急流河川、酒匂川の新たな管理体制の構築を求めて。
11日、小田原市内で「富士山と酒匂川 噴火と減災を考える会」シンポジウムがありました。
日曜日の午後で天気も良く行楽日和でしたが会場には来賓と聴衆合わせて180人ほどの参加者がありました。
「砂防・地滑り技術センター」理事長の南哲行さんは、基調講演で神奈川県西部地域の各種災害の危険性を指摘してました。
箱根外輪山の沢筋もいつ何時土砂崩れがあるかもしれません。パネリストの加藤憲一小田原市長も注意喚起してました。
パネルディスカッションで一番印象に残ったのは小田原市自治会総連合会会長の木村秀昭さんの率直な意見表明でした。
酒匂川の河川管理の現状に不安を感じていると管理者である神奈川県県西土木事務所の横溝博之所長に訴えていました。
管理者は「やっています。」と常に現状を肯定します。しかし地域住民の印象と異なることはしばしばです。
地域住民の感情に寄り添って対応することがひつようであることを木村さんの発言は意味していました。
しかし、木村さんは行政にお任せの姿勢ではありませんでした。自らの防災意識を高めて対応する必要性を訴えてました。
西日本集中豪雨でハザードマップ通りに水害が起こった事例をがあり住民側の準備不足を痛感してのことです。
加藤憲一小田原市長の発言で、「リダンダンシー」という専門用語が飛び出てきたことに注目しました。
冗長性という意味の英語で災害対応の基盤整備分野でよく使われます。二重三重に安全を見込んで手当てするということです。

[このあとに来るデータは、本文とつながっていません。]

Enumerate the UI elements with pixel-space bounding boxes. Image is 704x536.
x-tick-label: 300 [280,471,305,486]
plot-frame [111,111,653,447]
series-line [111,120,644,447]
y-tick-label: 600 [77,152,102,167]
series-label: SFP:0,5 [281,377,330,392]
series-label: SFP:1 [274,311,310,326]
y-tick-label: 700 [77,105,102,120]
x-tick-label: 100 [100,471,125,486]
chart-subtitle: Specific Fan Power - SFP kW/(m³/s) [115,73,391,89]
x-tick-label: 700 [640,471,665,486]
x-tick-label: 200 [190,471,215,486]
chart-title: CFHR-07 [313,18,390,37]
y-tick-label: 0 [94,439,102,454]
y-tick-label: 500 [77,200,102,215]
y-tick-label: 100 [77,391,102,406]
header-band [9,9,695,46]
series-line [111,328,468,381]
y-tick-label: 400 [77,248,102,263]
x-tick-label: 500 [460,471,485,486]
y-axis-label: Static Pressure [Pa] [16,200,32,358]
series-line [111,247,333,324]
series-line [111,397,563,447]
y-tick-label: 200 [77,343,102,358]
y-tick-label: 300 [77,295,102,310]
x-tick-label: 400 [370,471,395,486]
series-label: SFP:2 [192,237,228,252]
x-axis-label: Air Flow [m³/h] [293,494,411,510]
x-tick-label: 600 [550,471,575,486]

例えば主要幹線が通行不能になった場合代替ルートを確保しておくことが具体的な対策です。
私たちの地域で「リダンダンシー」が不可欠な地域は世界の観光地、箱根における基盤整備です。
富士山の噴火などの大災害が発生した時に孤立の危険性がありきちんと整備された代替道路があることで安全度は向上します。
最後にコーディネーターを務めた会の副会長の幕内忠一さんが酒匂川の河川管理について言及しました。
酒匂川の基盤整備財源の確保の観点からも国管理の一級河川化に向けての検討も必要だとの問題提起を率直にしました。
パネリストには国の責任者である国土交通省河川計画課長の廣瀬昌由さんも参加していました。
財政上の制約もあり極めてハードルの高い要望です。国の責任者の面前で提起したというところに意味があります。
集中豪雨は毎年のように繰り返されて、富士山の噴火も念頭に置いて対応しなければならない時代に直面しています。
神奈川県西部地域に暮らす私たちは本気で酒匂川の河川の管理の在り方を模索していかなくてはなりません。
上流から下流まで山林の管理までも含めて地域自治体と地域住民が危機意識を持って対応しなくてはなりません。
課題を見つけ、管理者である県を動かし国に要望を挙げ災害に強い酒匂川水系の管理体制を構築する必要があります。
旗振り役が必要です。地域の中心都市、小田原市の加藤憲一市長を置いてほかにありません。奮闘を期待します。